Two faculty members have joined Clemson University’s School of Architecture as new permanent faculty this academic year, bringing with them a rich and impressive range of experience and expertise.  Sallie Hambirght, AIA, LEED AP, (B.S. In design, Clemson University; M.Arch., Yale University), is a new assistant professor focusing on beginning design and visualization.  Sallie has served as a lecturer at the Clemson Architecture Center in Charleston and at the Georgia Institute of Technology; has worked in the offices of Robert A.M. Stern Architects and Eisenman Architects; and has her own practice in South Carolina.  Ray Huff, AIA (B.Arch., Clemson University), the founding director of the Clemson Architecture Center in Charleston (CAC.C) is now associate professor of architecture and director of the CAC.C.  Ray comes to his position as an award-winning educator and director through a path of exemplary and critical architectural practice, as a principal and partner in the firm of Huff + Gooden Architects LLC, with offices in New York and Charleston.
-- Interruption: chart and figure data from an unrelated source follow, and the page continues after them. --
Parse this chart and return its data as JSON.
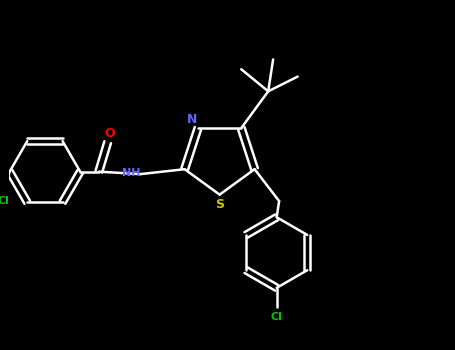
{
  "bg_color": "#000000",
  "bond_color": "#ffffff",
  "bond_width": 1.8,
  "N_color": "#6464ff",
  "S_color": "#c8c800",
  "O_color": "#ff0000",
  "Cl_color": "#00c800",
  "figsize": [
    4.55,
    3.5
  ],
  "dpi": 100,
  "xlim": [
    0,
    9.1
  ],
  "ylim": [
    0,
    7.0
  ]
}
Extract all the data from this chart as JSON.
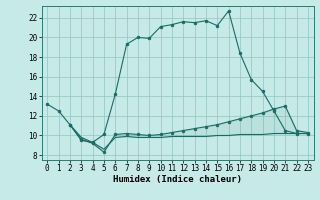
{
  "xlabel": "Humidex (Indice chaleur)",
  "xlim": [
    -0.5,
    23.5
  ],
  "ylim": [
    7.5,
    23.2
  ],
  "xticks": [
    0,
    1,
    2,
    3,
    4,
    5,
    6,
    7,
    8,
    9,
    10,
    11,
    12,
    13,
    14,
    15,
    16,
    17,
    18,
    19,
    20,
    21,
    22,
    23
  ],
  "yticks": [
    8,
    10,
    12,
    14,
    16,
    18,
    20,
    22
  ],
  "background_color": "#c6eae8",
  "grid_color": "#93c4c0",
  "line_color": "#1a6b65",
  "line1_x": [
    0,
    1,
    2,
    3,
    4,
    5,
    6,
    7,
    8,
    9,
    10,
    11,
    12,
    13,
    14,
    15,
    16,
    17,
    18,
    19,
    20,
    21,
    22,
    23
  ],
  "line1_y": [
    13.2,
    12.5,
    11.1,
    9.5,
    9.3,
    10.1,
    14.2,
    19.3,
    20.0,
    19.9,
    21.1,
    21.3,
    21.6,
    21.5,
    21.7,
    21.2,
    22.7,
    18.4,
    15.7,
    14.5,
    12.5,
    10.5,
    10.2,
    10.2
  ],
  "line2_x": [
    2,
    3,
    4,
    5,
    6,
    7,
    8,
    9,
    10,
    11,
    12,
    13,
    14,
    15,
    16,
    17,
    18,
    19,
    20,
    21,
    22,
    23
  ],
  "line2_y": [
    11.1,
    9.6,
    9.2,
    8.3,
    10.1,
    10.2,
    10.1,
    10.0,
    10.1,
    10.3,
    10.5,
    10.7,
    10.9,
    11.1,
    11.4,
    11.7,
    12.0,
    12.3,
    12.7,
    13.0,
    10.5,
    10.3
  ],
  "line3_x": [
    2,
    3,
    4,
    5,
    6,
    7,
    8,
    9,
    10,
    11,
    12,
    13,
    14,
    15,
    16,
    17,
    18,
    19,
    20,
    21,
    22,
    23
  ],
  "line3_y": [
    11.1,
    9.8,
    9.3,
    8.6,
    9.8,
    9.9,
    9.8,
    9.8,
    9.8,
    9.9,
    9.9,
    9.9,
    9.9,
    10.0,
    10.0,
    10.1,
    10.1,
    10.1,
    10.2,
    10.2,
    10.2,
    10.2
  ]
}
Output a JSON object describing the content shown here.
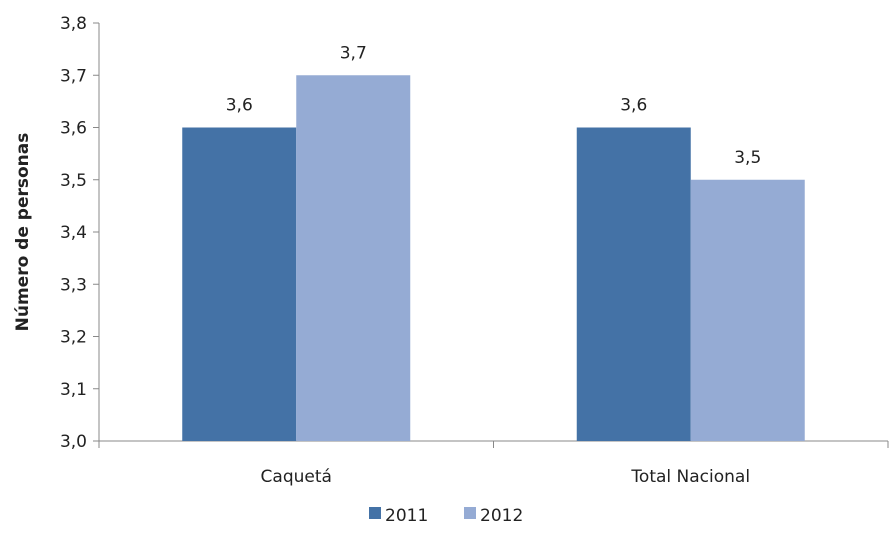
{
  "chart_data": {
    "type": "bar",
    "categories": [
      "Caquetá",
      "Total Nacional"
    ],
    "series": [
      {
        "name": "2011",
        "values": [
          3.6,
          3.6
        ],
        "color": "#4472A6"
      },
      {
        "name": "2012",
        "values": [
          3.7,
          3.5
        ],
        "color": "#95ABD4"
      }
    ],
    "data_labels": [
      [
        "3,6",
        "3,6"
      ],
      [
        "3,7",
        "3,5"
      ]
    ],
    "ylabel": "Número de personas",
    "xlabel": "",
    "ylim": [
      3.0,
      3.8
    ],
    "yticks": [
      "3,0",
      "3,1",
      "3,2",
      "3,3",
      "3,4",
      "3,5",
      "3,6",
      "3,7",
      "3,8"
    ],
    "grid": false,
    "legend_position": "bottom"
  }
}
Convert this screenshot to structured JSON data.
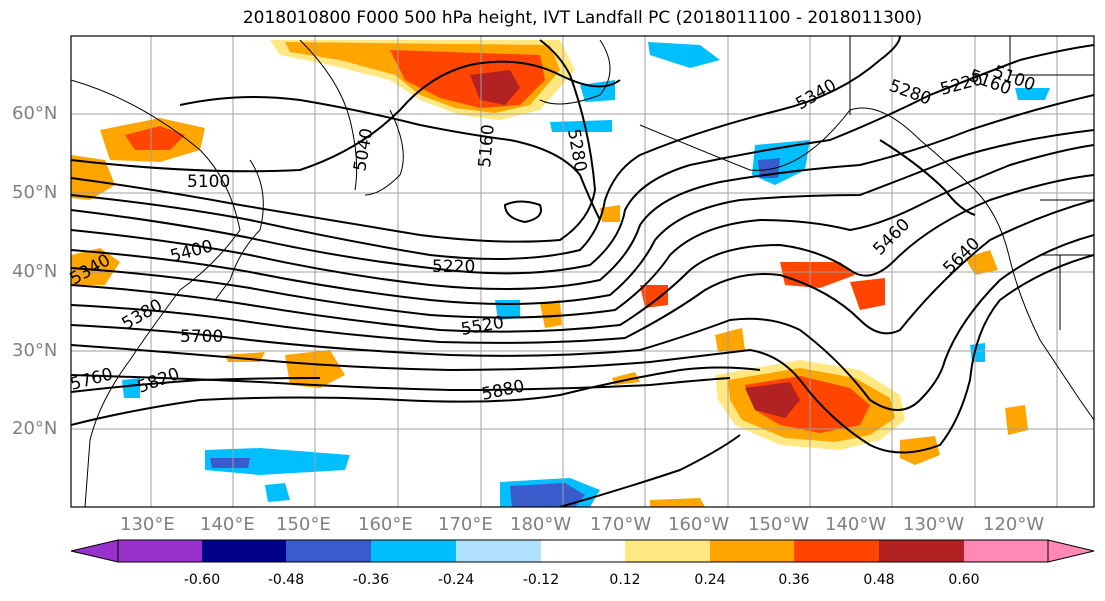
{
  "title": "2018010800 F000 500 hPa height, IVT Landfall PC (2018011100 - 2018011300)",
  "lon_labels": [
    "130°E",
    "140°E",
    "150°E",
    "160°E",
    "170°E",
    "180°W",
    "170°W",
    "160°W",
    "150°W",
    "140°W",
    "130°W",
    "120°W"
  ],
  "lat_labels": [
    "60°N",
    "50°N",
    "40°N",
    "30°N",
    "20°N"
  ],
  "contour_labels": [
    "5100",
    "5040",
    "5160",
    "5280",
    "5340",
    "5280",
    "5220",
    "5160",
    "5100",
    "5400",
    "5220",
    "5460",
    "5640",
    "5340",
    "5380",
    "5700",
    "5520",
    "5760",
    "5820",
    "5880"
  ],
  "colorbar": {
    "ticks": [
      "-0.60",
      "-0.48",
      "-0.36",
      "-0.24",
      "-0.12",
      "0.12",
      "0.24",
      "0.36",
      "0.48",
      "0.60"
    ],
    "colors": [
      "#9932cc",
      "#00008b",
      "#3a5bcc",
      "#00bfff",
      "#b0e2ff",
      "#ffffff",
      "#ffe882",
      "#ffa500",
      "#ff4500",
      "#b22222",
      "#ff88b4"
    ]
  },
  "colors": {
    "pos_low": "#ffe882",
    "pos_mid": "#ffa500",
    "pos_high": "#ff4500",
    "pos_top": "#b22222",
    "neg_low": "#b0e2ff",
    "neg_mid": "#00bfff",
    "neg_high": "#3a5bcc",
    "neg_top": "#00008b",
    "grid": "#a0a0a0"
  }
}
Keith Evan Green, RA, PhD, Professor of Architecture and Electrical & Computer Engineering, was awarded funding for “architectural robotics” research from the National Science Foundation; and his monograph, Gio Ponti and Carlo Mollino, was recently published in Japanese translation by Kajima Press. Green was awarded $271k as Principal Investigator from the Smart Health and Wellbeing Program of NSF to design and prototype an Assistive, Robotic Table [ART]. A discrete component of an envisioned suite of robotic furnishings, ART is comprised of a novel “continuum robotic” table surface that gently folds, extends, and reconfigures to support work and leisure activities; a smart storage volume that physically manages and delivers personal effects; and an accessorized headboard. These components of ART will recognize, communicate with, and partly remember each other in interaction with users and with other components of the suite. ART is intended to empower people to remain in their own homes for as long as possible. Collaborating on the research are Clemson colleagues in ECE (I. Walker) and Psychology (J. Brooks), as well as the Fraunhofer Institute for Experimental Software Engineering of Kaiserslautern, Germany. The prototype will be tested in the research team’s home+ residential lab within the Greenville Hospital System University Medical Center (see www.IMSA-Research.org). The theoretical underpinning for ART and other applied “architectural robotics” projects by Green is his monograph, Gio Ponti and Carlo Mollino, which has just been published in Japanese translation by Kajima press. Through the case of these two architects and friends, Green’s monograph explores how architectural artifacts might be rendered “nearly alive” by their designers and users.